After fifteen-year-old Lane Roanoke's mother commits suicide, she is sent from New York to live with her grandparents and cousin, Allegra, at their farmhouse in rural Kansas. Lane has dreamt of the Roanoke house for years, despite her mother fleeing from the home whilst pregnant with Lane and warning her that it was a place of nightmares - for Roanoke girls either run, or they die. When Lane uncovers the truth, she becomes one of the girls to run.
Ten years after Lane's long summer at Roanoke, her estranged family track her down with news: Allegra, the one member of the family who Lane truly cared about, has gone missing. Lane feels obligated to return to the Roanoke house to search for her cousin - but will the darkness of Roanoke allow her to leave a second time?

 (Thank you to Hodder & Stoughton and NetGalley for sending me an eARC of The Roanoke Girls.)

Thrillers definitely aren't my go-to genre. To be honest, I just scare too easily, so I tend to avoid most things that I know are almost guaranteed to have me curled up in a ball on the sofa every time I'm alone in my flat, unwilling to move in case a murderer crept through a window whilst I wasn't looking. However, every now and then, I find a thriller with a plot that I just cannot resist. This started, of course, with Queen Gillian Flynn, whose complete works I grew to love after giving Gone Girl a chance. Hannah Kent's Burial Rites, similarly, unnerved me but kept me in it's grasp. When I read the summary of The Roanoke Girls, I knew; this will be another one of those books that will almost definitely scare or unsettle me in some way, but that I'll almost definitely love. As I guessed, I was right - I actually read this book in just one sitting.

I found The Roanoke Girls to be very reminiscent of Sharp Objects - the deep-hidden family secrets, the mystery in a small town of a Southern US state, etc. - and as this was my favourite Gillian Flynn book, I definitely wasn't complaining. I immediately liked Lane and found that she was definitely a main character who I could easily read about for a long time, and the switches between her present life and her life ten years ago, when she was living in Roanoke, helped to build her as a character really well. I can't fault any of the secondary characters, either - I just wish I'd gotten to know Allegra a bit better, although her elusiveness did add to the overall mystery of the plot.
The older Roanoke girls - Lane's mother, aunts and great-aunts - all got small chapters about themselves, expanding upon the dark secret that the Roanoke family hides within itself. I thought that this little touch was such a good way to develop the plot and show how each of the girls were affected.

So, the secret of the Roanoke girls: I won't say what it is, but it is revealed very early on into the plot. I didn't have a problem with this, as it helped to expand what each of the girls have been through because of this family secret and the twisted way in which they had all accepted it at some point in their lives, rather than it being a big shock at the end of the book.
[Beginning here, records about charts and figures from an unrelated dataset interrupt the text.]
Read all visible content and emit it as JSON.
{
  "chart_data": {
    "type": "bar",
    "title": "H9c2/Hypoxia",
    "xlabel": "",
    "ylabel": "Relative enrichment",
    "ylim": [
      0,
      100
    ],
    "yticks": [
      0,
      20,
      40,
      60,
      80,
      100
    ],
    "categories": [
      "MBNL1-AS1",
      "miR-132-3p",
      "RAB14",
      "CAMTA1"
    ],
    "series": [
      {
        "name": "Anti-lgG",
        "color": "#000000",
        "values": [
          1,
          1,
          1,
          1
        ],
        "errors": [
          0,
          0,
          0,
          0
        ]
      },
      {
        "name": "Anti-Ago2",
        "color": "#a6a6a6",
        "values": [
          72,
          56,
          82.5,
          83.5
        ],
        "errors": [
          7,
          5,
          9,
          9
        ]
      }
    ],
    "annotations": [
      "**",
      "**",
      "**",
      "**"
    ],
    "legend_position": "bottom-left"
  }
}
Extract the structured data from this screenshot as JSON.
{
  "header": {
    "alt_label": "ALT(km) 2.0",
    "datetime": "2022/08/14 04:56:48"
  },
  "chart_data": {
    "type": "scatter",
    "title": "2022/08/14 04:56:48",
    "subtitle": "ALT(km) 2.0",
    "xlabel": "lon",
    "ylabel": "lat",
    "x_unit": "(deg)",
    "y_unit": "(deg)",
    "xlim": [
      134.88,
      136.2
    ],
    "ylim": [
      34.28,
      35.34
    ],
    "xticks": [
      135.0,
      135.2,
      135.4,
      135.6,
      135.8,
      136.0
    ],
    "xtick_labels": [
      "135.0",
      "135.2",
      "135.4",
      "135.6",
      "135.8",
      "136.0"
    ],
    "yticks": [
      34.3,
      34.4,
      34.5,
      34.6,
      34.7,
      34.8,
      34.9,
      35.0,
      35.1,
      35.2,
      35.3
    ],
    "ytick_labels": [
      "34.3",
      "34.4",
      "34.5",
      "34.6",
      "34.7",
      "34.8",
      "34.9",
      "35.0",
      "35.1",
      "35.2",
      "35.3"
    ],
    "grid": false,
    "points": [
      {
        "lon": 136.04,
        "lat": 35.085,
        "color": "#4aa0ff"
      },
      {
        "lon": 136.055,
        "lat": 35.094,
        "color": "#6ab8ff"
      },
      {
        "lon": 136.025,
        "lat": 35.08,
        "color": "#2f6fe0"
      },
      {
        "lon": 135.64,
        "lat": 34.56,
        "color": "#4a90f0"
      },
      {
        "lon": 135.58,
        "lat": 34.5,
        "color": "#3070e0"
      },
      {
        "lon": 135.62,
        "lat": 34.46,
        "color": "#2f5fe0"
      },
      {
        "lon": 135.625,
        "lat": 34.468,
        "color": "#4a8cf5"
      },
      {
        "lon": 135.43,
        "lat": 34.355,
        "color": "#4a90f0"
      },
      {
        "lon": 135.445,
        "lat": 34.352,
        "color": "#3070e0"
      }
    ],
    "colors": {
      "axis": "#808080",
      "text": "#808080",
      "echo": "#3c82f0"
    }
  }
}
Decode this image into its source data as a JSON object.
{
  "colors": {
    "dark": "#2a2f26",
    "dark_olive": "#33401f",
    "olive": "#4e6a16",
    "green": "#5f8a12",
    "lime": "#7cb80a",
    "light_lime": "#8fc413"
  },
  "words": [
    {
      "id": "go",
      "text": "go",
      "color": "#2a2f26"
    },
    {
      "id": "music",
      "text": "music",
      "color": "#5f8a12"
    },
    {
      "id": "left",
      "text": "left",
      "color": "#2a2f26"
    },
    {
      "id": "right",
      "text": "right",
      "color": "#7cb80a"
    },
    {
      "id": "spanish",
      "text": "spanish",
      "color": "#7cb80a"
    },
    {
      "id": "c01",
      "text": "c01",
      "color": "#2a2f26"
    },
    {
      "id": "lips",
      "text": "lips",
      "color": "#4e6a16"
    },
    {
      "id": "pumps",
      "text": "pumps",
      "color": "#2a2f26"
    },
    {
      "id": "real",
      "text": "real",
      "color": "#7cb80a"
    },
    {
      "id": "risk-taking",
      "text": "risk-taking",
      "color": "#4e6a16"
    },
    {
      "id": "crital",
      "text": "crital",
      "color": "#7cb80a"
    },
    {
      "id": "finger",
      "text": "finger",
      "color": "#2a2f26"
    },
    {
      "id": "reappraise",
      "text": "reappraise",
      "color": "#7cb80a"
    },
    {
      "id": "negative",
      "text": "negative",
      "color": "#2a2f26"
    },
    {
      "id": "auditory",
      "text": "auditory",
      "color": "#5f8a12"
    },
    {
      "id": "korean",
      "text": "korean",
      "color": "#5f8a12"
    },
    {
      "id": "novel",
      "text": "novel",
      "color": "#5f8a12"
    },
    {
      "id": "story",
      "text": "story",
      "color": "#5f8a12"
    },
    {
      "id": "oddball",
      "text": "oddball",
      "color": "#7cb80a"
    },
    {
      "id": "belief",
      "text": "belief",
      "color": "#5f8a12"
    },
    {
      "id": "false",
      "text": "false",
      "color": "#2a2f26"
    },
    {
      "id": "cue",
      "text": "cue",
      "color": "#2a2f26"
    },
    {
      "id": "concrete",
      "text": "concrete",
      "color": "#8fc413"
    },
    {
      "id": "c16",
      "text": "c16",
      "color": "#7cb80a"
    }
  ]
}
Really, the mystery of the book as a whole was what happened to Allegra in the present day and what led to her disappearance, rather than finding out what the secret itself was. It is a very dark, unsettling secret, which some readers may not be comfortable reading about, so I'd just recommend being aware of this going into this book.
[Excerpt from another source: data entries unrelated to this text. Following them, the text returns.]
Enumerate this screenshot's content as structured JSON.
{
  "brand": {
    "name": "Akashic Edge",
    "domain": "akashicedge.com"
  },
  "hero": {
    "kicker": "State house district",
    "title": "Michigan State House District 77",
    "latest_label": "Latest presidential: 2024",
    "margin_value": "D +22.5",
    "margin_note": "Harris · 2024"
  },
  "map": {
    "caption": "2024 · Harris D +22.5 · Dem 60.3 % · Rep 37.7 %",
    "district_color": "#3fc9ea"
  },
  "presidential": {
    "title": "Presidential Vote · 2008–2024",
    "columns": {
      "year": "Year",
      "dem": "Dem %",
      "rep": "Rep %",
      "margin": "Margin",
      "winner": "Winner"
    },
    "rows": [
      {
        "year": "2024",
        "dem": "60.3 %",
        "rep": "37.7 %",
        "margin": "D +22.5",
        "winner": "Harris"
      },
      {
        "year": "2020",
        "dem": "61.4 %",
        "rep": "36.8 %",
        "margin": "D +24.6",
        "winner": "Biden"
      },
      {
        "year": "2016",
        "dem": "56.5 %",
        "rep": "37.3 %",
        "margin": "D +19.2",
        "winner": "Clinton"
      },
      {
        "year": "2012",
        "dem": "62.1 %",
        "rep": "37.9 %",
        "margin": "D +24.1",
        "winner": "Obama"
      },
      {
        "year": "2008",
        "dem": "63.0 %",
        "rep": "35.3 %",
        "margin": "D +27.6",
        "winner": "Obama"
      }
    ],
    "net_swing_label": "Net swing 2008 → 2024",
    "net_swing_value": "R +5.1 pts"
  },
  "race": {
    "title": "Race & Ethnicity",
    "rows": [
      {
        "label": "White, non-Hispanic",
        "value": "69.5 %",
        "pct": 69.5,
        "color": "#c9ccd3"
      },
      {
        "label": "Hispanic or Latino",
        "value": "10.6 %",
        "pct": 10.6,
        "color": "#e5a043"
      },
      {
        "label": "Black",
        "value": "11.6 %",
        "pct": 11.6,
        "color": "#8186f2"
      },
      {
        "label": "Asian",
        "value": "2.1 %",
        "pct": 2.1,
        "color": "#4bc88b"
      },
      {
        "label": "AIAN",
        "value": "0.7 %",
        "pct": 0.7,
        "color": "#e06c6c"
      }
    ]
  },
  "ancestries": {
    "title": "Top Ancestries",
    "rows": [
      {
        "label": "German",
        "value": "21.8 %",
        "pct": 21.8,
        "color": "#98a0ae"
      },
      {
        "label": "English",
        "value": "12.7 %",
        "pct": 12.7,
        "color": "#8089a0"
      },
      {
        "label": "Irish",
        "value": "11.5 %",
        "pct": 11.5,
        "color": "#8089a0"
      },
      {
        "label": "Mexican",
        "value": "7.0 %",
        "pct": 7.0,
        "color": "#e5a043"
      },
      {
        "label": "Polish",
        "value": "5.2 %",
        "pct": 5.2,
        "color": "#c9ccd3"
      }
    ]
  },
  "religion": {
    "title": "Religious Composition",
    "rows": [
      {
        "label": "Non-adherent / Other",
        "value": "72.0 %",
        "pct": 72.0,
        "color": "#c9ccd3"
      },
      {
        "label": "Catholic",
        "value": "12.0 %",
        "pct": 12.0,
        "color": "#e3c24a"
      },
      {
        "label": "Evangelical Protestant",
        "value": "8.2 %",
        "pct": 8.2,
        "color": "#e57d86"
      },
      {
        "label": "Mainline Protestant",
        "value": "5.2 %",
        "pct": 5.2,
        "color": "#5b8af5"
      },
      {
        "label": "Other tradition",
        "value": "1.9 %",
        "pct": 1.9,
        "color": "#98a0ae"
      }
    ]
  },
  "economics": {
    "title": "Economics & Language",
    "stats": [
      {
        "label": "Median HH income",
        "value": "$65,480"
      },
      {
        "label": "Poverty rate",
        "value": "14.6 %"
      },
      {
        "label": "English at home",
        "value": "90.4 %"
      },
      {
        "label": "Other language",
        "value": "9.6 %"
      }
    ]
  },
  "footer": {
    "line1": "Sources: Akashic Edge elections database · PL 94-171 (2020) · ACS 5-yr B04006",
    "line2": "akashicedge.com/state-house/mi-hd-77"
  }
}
Honestly, my only problem with this book is that I wanted more. I wanted it to be longer so I could learn more about each of the characters, so I could continue to follow the mysteries of what happened at Roanoke house, so I could know more of Lane's backstory and of what she was going to do next. I read that this is Amy Engel's first adult novel, and I honestly cannot wait to read her next one if she writes more.